Say you're wealthy, and someone you don't know calls and wants to invest your money. Would you trust them? The quick answer is a resounding no, since high-net-worth clients do business primarily through introductions.
When asking financial advisors about their most successful marketing techniques, the overwhelming answer I hear is word-of-mouth and referrals. That's not surprising. What is interesting, however, is that only about 20% of advisors actively seek referrals.
When I present to a group of advisors, I like to ask: "How many people here get business by referrals?" Nearly every hand goes up. Then I follow up with: "How many here have a referral system they use every day in their practice?" If there are 100 people in the room, I might see 10 hands. Then the killer: "How many people here use more than one system?" I almost never see a hand raised at this point.
Think about your own practice. How many of your best clients did you meet through a referral?
In your quest to reach new clients, there are a few things to consider. First, ask for referrals at the beginning of a meeting, not the end, so you're chasing your client into the parking lot.
Also, never judge a marketing system until you test it. Did you ever try something you thought would work but it didn't? You can be sure that there were just as many ideas that you thought would not work, but would have worked just fine had you just tested them. Always test, never guess.
Finally, you need at least three different referral systems that have been tested and proven effective.
Active or Passive Approaches
Here are three easy systems that are effective and low-cost, and even the busiest advisor can implement.
The first system is what I call the Tiffany Wine Glass System. This is basically a reward program. If your clients already have Tiffany wine glasses, you can substitute this with something else. But remember, the Tiffany package probably means more than what's inside. People really go crazy for the blue box.
This system begins by you asking the client what he like best about working with you. This is important because it re-establishes the value you bring. And it should be done before asking for referrals. Next, share how fortunate you feel to have been recommended by so many clients to other people.
Let the client know that now you would like to share a small token of appreciation-a Tiffany wine glass for each referral. If the client collects a set of four, throw in a bottle of wine too. Again, if he or she doesn't drink wine you can always provide a substitute.

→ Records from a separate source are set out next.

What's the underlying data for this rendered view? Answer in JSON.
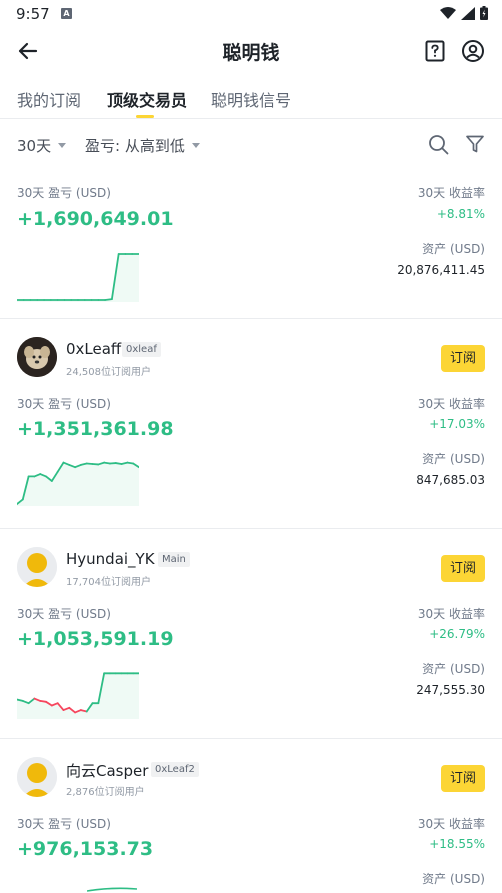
{
  "status_bar": {
    "time": "9:57",
    "sim_label": "A"
  },
  "app_bar": {
    "title": "聪明钱"
  },
  "tabs": [
    {
      "label": "我的订阅",
      "active": false
    },
    {
      "label": "顶级交易员",
      "active": true
    },
    {
      "label": "聪明钱信号",
      "active": false
    }
  ],
  "filters": {
    "period": "30天",
    "sort": "盈亏: 从高到低"
  },
  "labels": {
    "pnl": "30天 盈亏 (USD)",
    "roi": "30天 收益率",
    "assets": "资产 (USD)",
    "subscribe": "订阅"
  },
  "colors": {
    "accent": "#fcd535",
    "positive": "#2ebd85",
    "negative": "#f6465d"
  },
  "traders": [
    {
      "name": "",
      "tag": "",
      "subscribers": "",
      "pnl": "+1,690,649.01",
      "roi": "+8.81%",
      "assets": "20,876,411.45",
      "sparkline": [
        0,
        0,
        0,
        0,
        0,
        0,
        0,
        0,
        0,
        0,
        0,
        0,
        0,
        0,
        0.02,
        1,
        1,
        1,
        1
      ]
    },
    {
      "name": "0xLeaff",
      "tag": "0xleaf",
      "subscribers": "24,508位订阅用户",
      "pnl": "+1,351,361.98",
      "roi": "+17.03%",
      "assets": "847,685.03",
      "avatar": "dog-photo",
      "sparkline": [
        0,
        0.1,
        0.6,
        0.6,
        0.65,
        0.6,
        0.5,
        0.7,
        0.9,
        0.85,
        0.8,
        0.85,
        0.88,
        0.87,
        0.86,
        0.9,
        0.88,
        0.89,
        0.87,
        0.9,
        0.88,
        0.8
      ]
    },
    {
      "name": "Hyundai_YK",
      "tag": "Main",
      "subscribers": "17,704位订阅用户",
      "pnl": "+1,053,591.19",
      "roi": "+26.79%",
      "assets": "247,555.30",
      "avatar": "yellow-coin",
      "sparkline": [
        0.38,
        0.35,
        0.3,
        0.4,
        0.35,
        0.33,
        0.25,
        0.3,
        0.15,
        0.2,
        0.1,
        0.15,
        0.12,
        0.3,
        0.3,
        0.95,
        0.95,
        0.95,
        0.95,
        0.95,
        0.95,
        0.95
      ],
      "negative_range": [
        3,
        12
      ]
    },
    {
      "name": "向云Casper",
      "tag": "0xLeaf2",
      "subscribers": "2,876位订阅用户",
      "pnl": "+976,153.73",
      "roi": "+18.55%",
      "assets": "",
      "avatar": "yellow-coin",
      "sparkline": []
    }
  ]
}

I recently spoke with an advisor who has been in practice over 20 years and brought in six new clients in the first two months of 2011. She said: "Two clients said they had never received a gift from Tiffany and loved the blue box. Both clients said they felt so special and that no one had ever done that before."
To use this system, put a display of two wine glasses, the blue box, and a sign in your waiting area that says: Please ask us about the Tiffany Wine glass program. Some people will mention the program before you do. As with any program, make sure to follow your company's rules pertaining to gifting.
Sometimes clients need help thinking of the best person to refer. You can help them with our next marketing system-LinkedIn. Every firm has its own guidelines around using social media. While Facebook is often restricted, LinkedIn is often okay. Just learn your firm's guidelines and follow them.
Be sure to connect to your clients on LinkedIn. Then, before you meet with a client, pull up his or her profile and see if you have any shared connections. Identify people who you would like to meet and print out the list of connections. When the client arrives for the meeting remind him or her you are connected on LinkedIn and how much you enjoy networking. Mention that you were reviewing his or her profile and ask if you can review some of the connections with them. Show the client your list and ask if you missed anyone. Finally, ask for the best way to be introduced. If possible, a conference call works well. Or you can just get the person's phone number to follow up.
Another advisor tried this system with positive results: "I had lunch with a client and printed out his LinkedIn connections before the meeting. After lunch I shared the list with my client and he was fine with me introducing myself to his connections I felt were good prospects. I walked away with six referrals."
Both the Tiffany Wine Glass and the LinkedIn systems require that you meet with someone and ask for a referral. But is there a way to get referrals even if you are not meeting with someone? Of course.
The next system is 100% passive. The 100% Passive Referral system is a type of drip-marketing system. Consider the phrase: The highest compliment you can give us is referrals to your friends and associates. Start placing that phrase (or some variation of it) as a footer on your stationary and your e-mail-once it's approved by your compliance department. Next, place a sign in your office, or waiting area saying the same thing. Finally, leave that saying at the end of your outgoing voice mail message. Once you have set it up, you will remind clients at each touch about the importance of referrals. Once you set it up, it runs itself.
Before the referrals start rolling in, however, you must first determine how you can you become more attractive. What do you do that is distinctly unique, and/or better, than your competitors? And what specifically do you mean? You need a distinct competitive advantage that is measurable and easily communicated. And it has to be more than an elevator pitch. It should be something that really makes a difference to clients.
Take a moment to define what your advantage is. If you're not sure, note what your clients say when you ask what they like best about working with you. Make sure you communicate that advantage to the new referrals with whom you will be meeting.
Try to become one of the 20% of advisors who actively use referral systems. Take one of these systems and test it for 30 days. Then layer in another system, and then another. After 90 days you will know which of these systems are working for you. High-net-worth clients are less likely to respond to direct mail seminars and advertising. Introductions are the preferred way for them to meet a new advisor.